Si era sentito male ed era stato ricoverato nell'ospedale di Empoli dove poche ore dopo è morto, probabilmente a causa di un arresto cardiaco. La famiglia denuncia però che sarebbero scomparsi due anelli, le fedi nuziali, che l'uomo "non aveva mai tolto in tutta la vita"
Il signor Donato Spallone, 86 anni, ex carabiniere, aveva lavorato per anni come custode a Palazzo Pitti a Firenze, arrivando poi a ricoprire il ruolo di capo servizio dei custodi alla Villa Medicea di Cerreto Guidi. Residente nella zona di Santa Maria, era molto conosciuto in città. Secondo quanto ricostruito dai familiari, l’uomo si era sentito male nel pomeriggio del 25 aprile nella sua abitazione ed era stato trasportato al pronto soccorso, inizialmente cosciente e in contatto con i parenti. Nella notte, però, le condizioni si sono aggravate fino al decesso, avvenuto nelle prime ore del mattino, probabilmente per un evento cardiaco.
Su raccomandazione della moglie, i due figli sono andati a raccogliere gli oggetti personali del padre tra cui, appunto, due anelli: si trattava della fede nuziale in oro giallo, risalente al matrimonio del 1968, e di un anello di fidanzamento in oro bianco con pietra, datato 1964. I due orologi che l’uomo portava abitualmente ai polsi erano ancora presenti, ma gli anelli erano scomparsi.
Immediata la richiesta di chiarimenti al personale sanitario presente in pronto soccorso. L’ipotesi iniziale era che gli oggetti fossero stati rimossi e custoditi tra gli effetti personali del paziente, insieme ad alcune chiavi. Ma, secondo quanto riferito dalla famiglia, non sono mai stati ritrovati.
Lunedì mattina, al momento dell’apertura degli uffici, è stata formalizzata la denuncia presso il commissariato di polizia di Empoli.
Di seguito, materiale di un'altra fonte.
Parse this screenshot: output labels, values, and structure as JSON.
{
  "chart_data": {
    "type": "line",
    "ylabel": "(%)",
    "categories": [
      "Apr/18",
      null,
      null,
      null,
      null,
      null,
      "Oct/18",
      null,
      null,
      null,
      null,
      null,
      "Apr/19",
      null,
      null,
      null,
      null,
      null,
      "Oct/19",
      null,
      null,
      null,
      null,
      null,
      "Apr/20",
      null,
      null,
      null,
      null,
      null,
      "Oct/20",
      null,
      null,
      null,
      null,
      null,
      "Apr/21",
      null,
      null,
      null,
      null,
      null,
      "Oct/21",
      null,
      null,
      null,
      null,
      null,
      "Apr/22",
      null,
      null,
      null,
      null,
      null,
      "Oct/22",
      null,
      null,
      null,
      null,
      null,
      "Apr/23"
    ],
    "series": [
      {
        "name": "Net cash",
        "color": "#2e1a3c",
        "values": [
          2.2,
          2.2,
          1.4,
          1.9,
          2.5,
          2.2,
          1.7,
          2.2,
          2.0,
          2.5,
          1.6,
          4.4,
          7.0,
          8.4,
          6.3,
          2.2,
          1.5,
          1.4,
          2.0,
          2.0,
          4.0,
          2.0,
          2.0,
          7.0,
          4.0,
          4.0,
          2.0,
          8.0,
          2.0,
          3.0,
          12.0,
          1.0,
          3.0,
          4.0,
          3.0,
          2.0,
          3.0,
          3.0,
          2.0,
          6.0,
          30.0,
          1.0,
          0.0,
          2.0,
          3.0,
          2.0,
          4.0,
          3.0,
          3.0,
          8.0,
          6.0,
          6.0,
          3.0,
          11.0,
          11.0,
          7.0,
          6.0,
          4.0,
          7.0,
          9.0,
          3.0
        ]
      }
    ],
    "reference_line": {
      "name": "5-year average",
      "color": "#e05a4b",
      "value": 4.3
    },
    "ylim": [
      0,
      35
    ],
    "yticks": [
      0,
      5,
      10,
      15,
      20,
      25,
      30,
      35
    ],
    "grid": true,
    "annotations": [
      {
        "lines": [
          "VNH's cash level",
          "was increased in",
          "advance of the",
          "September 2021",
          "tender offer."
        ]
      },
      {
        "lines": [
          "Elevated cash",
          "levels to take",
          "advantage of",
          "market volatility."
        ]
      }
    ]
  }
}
Nel frattempo, nel pomeriggio dello stesso giorno, si sono svolti i funerali nella chiesa di Santa Maria.
La famiglia considera il gesto grave, non tanto per il valore economico quanto per quello affettivo: "Non li aveva mai tolti - raccontano i familiari - Non è solo una questione materiale: è un gesto che ferisce la dignità di una persona e di una famiglia, in un momento già devastante”.
Da qui anche un appello: "Chiunque sia responsabile o abbia informazioni utili potrebbe ancora rimediare, restituendo gli anelli anche in forma anonima, magari lasciandoli all’interno dell’ospedale o facendoli recapitare in altro modo".